United Utilities has actively enforced its newly-adopted policy which prohibits the use of stink pits – piles of rotting animals, laid by gamekeepers to entice opportunistic wild-animals into awaiting snares – following discovery of one of the heaps of carcasses on a moor leased by the company for grouse shooting.
The positive action was prompted by corporate lobbying from Wild Moors, which is working in partnership with the North West Raptor Protection Group (NWRPG) and League Against Cruel Sports to reform the company’s approach to upland wildlife.
Stink pits not only pose a threat to wildlife enticed into the area, but actively undermine efforts to conserve threatened breeding bird species, such as curlew, lapwing and hen harrier. The grouse moor management practice further presents an environmental risk, with the decomposing remains of wild-animals having the potential to pollute waterways and catchment land.

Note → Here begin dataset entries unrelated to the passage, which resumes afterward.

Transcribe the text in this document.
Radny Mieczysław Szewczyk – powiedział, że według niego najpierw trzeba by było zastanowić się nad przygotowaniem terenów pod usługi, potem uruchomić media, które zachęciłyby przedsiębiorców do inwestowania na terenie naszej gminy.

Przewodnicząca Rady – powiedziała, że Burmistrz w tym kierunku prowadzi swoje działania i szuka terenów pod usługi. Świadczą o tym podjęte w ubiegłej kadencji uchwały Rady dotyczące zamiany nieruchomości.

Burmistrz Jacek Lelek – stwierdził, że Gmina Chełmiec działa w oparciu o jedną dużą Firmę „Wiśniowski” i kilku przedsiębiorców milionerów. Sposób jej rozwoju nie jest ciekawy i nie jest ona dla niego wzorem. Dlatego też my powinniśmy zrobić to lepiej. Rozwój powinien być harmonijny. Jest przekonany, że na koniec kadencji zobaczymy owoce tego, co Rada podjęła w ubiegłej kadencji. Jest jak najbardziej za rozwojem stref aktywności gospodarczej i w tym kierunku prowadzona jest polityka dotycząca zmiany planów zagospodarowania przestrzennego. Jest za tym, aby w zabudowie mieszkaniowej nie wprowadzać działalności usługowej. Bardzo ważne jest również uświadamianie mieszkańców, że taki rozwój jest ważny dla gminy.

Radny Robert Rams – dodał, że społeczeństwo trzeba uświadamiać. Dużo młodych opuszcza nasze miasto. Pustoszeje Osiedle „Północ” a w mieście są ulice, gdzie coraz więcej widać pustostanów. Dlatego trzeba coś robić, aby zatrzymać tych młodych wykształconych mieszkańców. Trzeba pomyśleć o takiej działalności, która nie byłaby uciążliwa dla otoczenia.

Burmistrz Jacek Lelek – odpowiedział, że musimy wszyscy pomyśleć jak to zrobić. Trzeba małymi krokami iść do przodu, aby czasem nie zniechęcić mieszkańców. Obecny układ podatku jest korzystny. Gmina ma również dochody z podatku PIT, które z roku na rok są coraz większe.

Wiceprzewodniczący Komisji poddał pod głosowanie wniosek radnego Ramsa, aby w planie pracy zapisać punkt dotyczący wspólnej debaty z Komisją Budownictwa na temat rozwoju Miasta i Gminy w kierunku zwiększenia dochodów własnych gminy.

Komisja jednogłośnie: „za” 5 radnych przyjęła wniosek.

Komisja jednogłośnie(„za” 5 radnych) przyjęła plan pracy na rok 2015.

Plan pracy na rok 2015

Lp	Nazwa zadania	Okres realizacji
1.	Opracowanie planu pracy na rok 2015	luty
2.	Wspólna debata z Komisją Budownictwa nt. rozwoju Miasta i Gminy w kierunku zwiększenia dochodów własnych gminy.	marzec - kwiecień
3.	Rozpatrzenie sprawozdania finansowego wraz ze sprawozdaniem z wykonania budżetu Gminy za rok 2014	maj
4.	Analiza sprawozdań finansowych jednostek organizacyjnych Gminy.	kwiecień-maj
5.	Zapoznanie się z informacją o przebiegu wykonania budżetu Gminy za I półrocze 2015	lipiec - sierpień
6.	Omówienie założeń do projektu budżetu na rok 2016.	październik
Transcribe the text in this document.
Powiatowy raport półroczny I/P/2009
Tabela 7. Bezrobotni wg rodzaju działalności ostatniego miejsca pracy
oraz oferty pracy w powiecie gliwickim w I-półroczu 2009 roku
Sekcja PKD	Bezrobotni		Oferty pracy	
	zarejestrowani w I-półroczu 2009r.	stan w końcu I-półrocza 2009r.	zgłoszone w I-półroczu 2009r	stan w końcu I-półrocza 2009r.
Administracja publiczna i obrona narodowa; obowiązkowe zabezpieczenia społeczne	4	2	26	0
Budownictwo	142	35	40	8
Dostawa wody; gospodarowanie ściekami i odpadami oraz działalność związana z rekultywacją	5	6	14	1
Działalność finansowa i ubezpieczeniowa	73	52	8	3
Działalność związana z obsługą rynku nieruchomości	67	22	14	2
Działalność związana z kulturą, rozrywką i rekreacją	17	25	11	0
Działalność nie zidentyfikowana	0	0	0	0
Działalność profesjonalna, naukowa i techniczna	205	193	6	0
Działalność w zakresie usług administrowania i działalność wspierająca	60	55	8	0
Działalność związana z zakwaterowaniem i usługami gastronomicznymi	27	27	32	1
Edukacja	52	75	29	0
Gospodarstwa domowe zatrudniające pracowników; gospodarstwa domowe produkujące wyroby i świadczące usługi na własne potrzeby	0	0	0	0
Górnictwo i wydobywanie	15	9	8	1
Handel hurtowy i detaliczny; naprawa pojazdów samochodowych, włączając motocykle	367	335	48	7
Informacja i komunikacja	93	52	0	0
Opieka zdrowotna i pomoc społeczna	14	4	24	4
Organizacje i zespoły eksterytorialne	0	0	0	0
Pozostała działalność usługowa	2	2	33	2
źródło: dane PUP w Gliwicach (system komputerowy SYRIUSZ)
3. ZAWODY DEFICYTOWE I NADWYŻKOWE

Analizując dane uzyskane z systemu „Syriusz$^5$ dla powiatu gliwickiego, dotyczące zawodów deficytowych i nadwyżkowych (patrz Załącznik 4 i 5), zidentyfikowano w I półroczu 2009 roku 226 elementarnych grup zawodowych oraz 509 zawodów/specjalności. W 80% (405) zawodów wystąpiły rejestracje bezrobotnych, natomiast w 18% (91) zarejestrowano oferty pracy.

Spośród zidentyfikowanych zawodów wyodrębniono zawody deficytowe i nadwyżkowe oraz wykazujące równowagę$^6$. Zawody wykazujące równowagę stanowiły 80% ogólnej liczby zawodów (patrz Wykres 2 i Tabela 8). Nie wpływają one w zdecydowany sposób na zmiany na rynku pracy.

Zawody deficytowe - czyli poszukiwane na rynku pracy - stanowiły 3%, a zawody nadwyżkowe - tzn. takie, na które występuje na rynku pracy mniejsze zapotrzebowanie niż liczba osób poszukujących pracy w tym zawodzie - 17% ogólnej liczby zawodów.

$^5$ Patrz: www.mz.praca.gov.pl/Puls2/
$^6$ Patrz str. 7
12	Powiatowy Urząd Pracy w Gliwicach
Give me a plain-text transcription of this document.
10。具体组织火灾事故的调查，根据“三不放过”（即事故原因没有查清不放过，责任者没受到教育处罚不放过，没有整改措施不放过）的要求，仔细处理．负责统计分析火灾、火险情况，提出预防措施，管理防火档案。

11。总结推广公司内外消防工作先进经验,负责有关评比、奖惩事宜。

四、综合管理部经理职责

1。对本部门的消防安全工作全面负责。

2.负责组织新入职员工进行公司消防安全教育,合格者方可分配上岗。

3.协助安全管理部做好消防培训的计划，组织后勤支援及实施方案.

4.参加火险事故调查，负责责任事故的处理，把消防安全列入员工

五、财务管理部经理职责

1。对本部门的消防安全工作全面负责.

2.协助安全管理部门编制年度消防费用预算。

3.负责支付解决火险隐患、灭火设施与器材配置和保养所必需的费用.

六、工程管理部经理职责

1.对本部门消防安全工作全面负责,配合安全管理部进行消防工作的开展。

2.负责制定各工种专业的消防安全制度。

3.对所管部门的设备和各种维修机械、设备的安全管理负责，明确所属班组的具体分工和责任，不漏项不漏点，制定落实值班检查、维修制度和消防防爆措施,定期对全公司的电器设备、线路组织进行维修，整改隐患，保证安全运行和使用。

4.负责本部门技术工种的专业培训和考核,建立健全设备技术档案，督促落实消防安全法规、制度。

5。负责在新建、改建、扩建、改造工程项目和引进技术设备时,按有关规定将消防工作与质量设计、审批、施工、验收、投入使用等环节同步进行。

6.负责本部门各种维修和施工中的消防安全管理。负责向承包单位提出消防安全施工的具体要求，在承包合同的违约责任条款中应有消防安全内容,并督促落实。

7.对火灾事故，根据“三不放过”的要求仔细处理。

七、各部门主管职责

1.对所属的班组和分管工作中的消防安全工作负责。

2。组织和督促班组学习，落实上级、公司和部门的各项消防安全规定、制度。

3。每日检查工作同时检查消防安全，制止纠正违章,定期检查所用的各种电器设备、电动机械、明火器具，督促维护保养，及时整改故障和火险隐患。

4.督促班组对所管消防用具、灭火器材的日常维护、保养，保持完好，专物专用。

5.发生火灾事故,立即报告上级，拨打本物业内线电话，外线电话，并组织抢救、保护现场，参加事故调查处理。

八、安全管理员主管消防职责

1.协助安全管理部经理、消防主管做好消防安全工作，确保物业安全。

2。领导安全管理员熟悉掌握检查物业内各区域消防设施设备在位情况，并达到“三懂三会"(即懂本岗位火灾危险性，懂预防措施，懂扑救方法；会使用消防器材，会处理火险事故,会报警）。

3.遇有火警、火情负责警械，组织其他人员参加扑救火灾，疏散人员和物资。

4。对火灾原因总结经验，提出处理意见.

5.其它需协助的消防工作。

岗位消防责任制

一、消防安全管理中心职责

Luke Steele, Director of Wild Moors, said:
“The positive action taken by United Utilities to enforce its ban on stink pits – rotting piles of animals laid to entice opportunistic predators into awaiting snares – is to be commended. Like all grouse moor management practices, stink pits actively undermine conservation efforts and risk polluting waterways and catchment land.
“The company must now ensure snares are permanently removed from its estate, in light of the considerable suffering these rudimentary contraptions cause to wild-animals, including foxes, badgers and hare.”